Transtorno Obsessivo Compulsivo (TOC) e Sexo Compulsivo

depoimento

boa tarde dr. Rubens, estou lhe escrevendo para contar como estou me sentindo com o aristab e anafranil 75mg. Nunca me senti tão bem desde 2011. Estou acordando milagrosamente sempre às 6hs da manhã - sem despertador- e ainda por cima bem humorada. O resto do dia estou saindo e até me matriculei em um curso na escola são paulo. Se alguém me contasse isso no mês passado eu não acreditaria. A única coisa que senti é um pouco de prisão de ventre, mas nada muito grave e um pouco de taquicardia,logo depois de ingeri-lo, quando tomo o anafranil,mas passa depois de alguns minutos também.

depoimento

a grande maioria das pessoas fica boa e não escreve nem fala mais sobre o assunto. Sou portador de toc há alguns anos.
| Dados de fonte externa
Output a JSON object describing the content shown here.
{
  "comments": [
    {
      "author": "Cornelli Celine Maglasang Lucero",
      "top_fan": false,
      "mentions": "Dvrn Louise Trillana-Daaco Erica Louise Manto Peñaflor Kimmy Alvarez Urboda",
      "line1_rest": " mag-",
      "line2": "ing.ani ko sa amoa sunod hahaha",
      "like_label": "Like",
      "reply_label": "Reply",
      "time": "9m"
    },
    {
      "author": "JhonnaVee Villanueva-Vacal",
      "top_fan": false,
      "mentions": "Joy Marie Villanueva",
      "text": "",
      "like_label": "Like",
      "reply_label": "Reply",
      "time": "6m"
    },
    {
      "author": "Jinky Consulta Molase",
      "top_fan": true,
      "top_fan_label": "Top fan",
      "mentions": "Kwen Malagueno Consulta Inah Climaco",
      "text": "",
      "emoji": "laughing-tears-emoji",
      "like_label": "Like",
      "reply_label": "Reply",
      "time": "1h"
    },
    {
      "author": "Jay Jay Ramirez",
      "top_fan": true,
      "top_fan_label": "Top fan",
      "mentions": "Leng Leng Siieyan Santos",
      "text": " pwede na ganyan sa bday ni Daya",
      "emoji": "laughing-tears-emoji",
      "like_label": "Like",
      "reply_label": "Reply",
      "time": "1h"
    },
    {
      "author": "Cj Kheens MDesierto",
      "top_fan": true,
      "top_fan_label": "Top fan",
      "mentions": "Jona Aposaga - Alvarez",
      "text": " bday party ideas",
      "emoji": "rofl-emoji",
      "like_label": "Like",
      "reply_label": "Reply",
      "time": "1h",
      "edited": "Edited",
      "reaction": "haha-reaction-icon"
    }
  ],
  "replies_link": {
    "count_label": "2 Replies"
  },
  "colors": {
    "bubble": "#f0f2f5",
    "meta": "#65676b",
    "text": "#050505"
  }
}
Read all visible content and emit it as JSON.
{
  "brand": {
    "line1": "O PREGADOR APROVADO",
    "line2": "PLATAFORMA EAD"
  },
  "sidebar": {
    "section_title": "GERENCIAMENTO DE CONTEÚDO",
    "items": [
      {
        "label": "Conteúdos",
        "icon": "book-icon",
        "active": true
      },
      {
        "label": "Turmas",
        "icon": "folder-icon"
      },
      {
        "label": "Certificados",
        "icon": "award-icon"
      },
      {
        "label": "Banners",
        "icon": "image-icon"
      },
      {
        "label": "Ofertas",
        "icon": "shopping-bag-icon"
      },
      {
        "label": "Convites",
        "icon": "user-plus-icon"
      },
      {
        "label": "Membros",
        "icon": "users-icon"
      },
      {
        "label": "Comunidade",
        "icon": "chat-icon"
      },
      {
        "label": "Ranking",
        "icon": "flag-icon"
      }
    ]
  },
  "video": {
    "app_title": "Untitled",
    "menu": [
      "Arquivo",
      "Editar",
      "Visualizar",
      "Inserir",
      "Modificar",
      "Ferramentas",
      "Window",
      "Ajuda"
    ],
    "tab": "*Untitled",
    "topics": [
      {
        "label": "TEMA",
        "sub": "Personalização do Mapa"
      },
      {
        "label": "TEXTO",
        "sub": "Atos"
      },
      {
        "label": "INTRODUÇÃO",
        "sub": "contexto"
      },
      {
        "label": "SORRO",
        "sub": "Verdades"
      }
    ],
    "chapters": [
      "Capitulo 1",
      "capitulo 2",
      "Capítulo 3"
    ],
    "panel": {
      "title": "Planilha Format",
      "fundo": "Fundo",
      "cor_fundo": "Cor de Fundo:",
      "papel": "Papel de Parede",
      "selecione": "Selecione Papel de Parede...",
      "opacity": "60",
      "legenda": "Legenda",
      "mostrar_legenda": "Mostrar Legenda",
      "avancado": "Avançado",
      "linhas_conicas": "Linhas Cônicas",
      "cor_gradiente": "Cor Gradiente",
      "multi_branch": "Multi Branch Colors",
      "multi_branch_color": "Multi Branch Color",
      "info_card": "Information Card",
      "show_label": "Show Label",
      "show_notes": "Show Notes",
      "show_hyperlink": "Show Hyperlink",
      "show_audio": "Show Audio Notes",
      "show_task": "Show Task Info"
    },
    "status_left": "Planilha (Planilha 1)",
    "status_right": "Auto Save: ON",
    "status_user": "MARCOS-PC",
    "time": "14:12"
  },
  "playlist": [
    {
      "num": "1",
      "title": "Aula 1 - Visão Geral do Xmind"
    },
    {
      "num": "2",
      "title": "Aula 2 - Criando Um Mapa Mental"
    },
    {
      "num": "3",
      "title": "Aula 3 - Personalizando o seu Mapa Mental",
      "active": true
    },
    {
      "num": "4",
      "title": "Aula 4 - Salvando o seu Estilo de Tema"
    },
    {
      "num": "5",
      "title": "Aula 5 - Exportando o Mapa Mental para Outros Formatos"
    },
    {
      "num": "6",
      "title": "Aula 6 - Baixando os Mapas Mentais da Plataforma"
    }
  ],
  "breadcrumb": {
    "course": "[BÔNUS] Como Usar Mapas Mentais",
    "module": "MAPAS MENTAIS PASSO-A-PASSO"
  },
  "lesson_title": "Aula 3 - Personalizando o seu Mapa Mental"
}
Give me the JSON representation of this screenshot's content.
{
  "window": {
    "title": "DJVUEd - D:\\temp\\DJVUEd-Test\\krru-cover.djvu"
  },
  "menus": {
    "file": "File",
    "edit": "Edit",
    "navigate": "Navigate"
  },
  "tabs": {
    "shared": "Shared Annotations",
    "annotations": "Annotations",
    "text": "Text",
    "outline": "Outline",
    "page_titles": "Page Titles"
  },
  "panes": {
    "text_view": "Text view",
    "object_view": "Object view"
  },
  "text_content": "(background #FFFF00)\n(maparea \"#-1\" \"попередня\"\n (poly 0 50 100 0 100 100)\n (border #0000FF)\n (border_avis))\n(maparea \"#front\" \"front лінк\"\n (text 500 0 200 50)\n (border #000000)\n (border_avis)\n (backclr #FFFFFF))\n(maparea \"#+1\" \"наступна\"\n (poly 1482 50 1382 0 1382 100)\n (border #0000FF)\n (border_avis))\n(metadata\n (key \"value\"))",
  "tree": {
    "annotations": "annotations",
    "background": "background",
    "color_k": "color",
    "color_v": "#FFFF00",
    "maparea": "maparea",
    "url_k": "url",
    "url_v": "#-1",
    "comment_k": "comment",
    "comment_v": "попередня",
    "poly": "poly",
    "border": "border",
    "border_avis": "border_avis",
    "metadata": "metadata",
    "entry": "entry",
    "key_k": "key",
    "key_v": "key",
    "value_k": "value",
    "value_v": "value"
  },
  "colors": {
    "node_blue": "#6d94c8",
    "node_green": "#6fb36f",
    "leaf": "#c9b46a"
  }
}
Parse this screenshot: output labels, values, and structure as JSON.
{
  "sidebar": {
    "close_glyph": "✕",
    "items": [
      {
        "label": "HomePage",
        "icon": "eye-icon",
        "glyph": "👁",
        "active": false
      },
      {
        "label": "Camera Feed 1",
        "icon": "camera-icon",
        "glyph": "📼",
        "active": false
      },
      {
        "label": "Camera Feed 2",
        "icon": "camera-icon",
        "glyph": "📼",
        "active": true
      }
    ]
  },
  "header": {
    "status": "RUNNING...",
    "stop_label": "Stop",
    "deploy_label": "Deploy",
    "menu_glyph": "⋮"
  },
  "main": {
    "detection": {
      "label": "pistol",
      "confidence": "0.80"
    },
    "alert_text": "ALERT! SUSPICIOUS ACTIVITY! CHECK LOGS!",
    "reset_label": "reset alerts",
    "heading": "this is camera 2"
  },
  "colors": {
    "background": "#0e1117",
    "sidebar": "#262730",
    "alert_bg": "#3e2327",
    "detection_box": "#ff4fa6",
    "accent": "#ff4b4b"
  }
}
Sou um adolescente de 19 anos e o toc já me proporcionou muito sofrimento. Fiz tratamento durante nove meses com fluoxetina, e quatro meses após o término do tratamento tive uma tremenda recaída com depressão e transtornos terríveis de ansiedade. Mas aqui fica um recado, nunca desanimem, os depoimentos aqui parecem catastróficos pois quem os escrevem querem de alguma maneira desabafar por estar na pior fase do tratamento. Quando melhoram esquecem o problema e nem freqüentam mais sites como esse. Estava faltando um pouco de esperança nesses comentários

depoimento

tenho 24 anos e há apenas alguns meses decidi procurar ajuda médica para enfrentar alguns problemas que eu julgava ser apenas manias, mas que se intensificaram muito. O psiquiatra diagnosticou que eu era portadora de toc, exatamente como eu pensava, por já conhecer alguns casos. Entre pesquisas na internet sobre o assunto, tomei conhecimento do site e decidi escrever. Concordo com vários depoimentos, principalmente quanto aos preconceitos que os portadores sofrem e com o alto custo do tratamento (utilizo luvox). Infelizmente, poucas pessoas conseguem compreender a angústia que um portador de toc sente. No meu caso, tenho compulsão por conferir as coisas (documentos do trabalho, portas e janelas de casa, ferro de passar roupa, gás, refazer percusos que fiz durante o dia, etc). É terrível sentir que voce precisa destes rituais para ter um dia «menos ruim». Na verdade, acredito que sou extremamente perfeccionista e ainda não aprendi a dar às coisas o real valor e proporcão que elas tem. Felizmente, quero ficar bem, procurei tratamento e ajuda médica, e, com fé em deus, logo estarei melhor. Muita paz, coragem e fé a todos.

depoimento

sou uma pessoa muito compulsiva adoro comprar coisas, mesmo aquelas que não preciso, quando vejo que estou com problemas, invento mentiras para sair deles. Isso está acabando com minha vida. Tenho 27 anos sou casada e tenho uma filha de 2 anos. Meu casamento está chegando ao fim por causa das mentiras que invento, amo demais meu marido, e ele está me abandonando porque não agüenta mais está situação. Estou sofrendo muito, não quero mais essa vida de mentiras, quero ser uma pessoa normal, por favor me ajudem

depoimento

atualmente várias pessoas perdem todo seu patrimônio, autoestima, família e ate amor próprio devido a vício em jogos de azar, no meu caso especificamente, o problema era com jogos eletrônicos (video poker, video bingo, papa-níqueis, etc) tratava-me de problemas de síndrome do pânico e ansiedade com um medicamento chamado olcadil que praticamente curou-me da patologia, mas com o tempo descobri que quando consumia tinha verdadeira fissura por jogo. Comecei então a tentar parar, e para minha surpresa ao parar, comecei a tomar prozac a fissura desapareceu (não tinha a minima vontade de jogar) voltei a priorizar a minha vida e meus compromissos. Gostaria de deixar este depoimento que acho pertinente, o que certos grupos de medicamentos, resolvem determinadas patologias e despertam outras, por isto a nescessidade de nunca omitir nenhum sintoma de seu medico. Sinto-me um vencedor por ter recuperado o que havia perdido, mas o primeiro item que recuperamos e o amor próprio e a auto-confiança, sem os quais tudo fica irrelevante.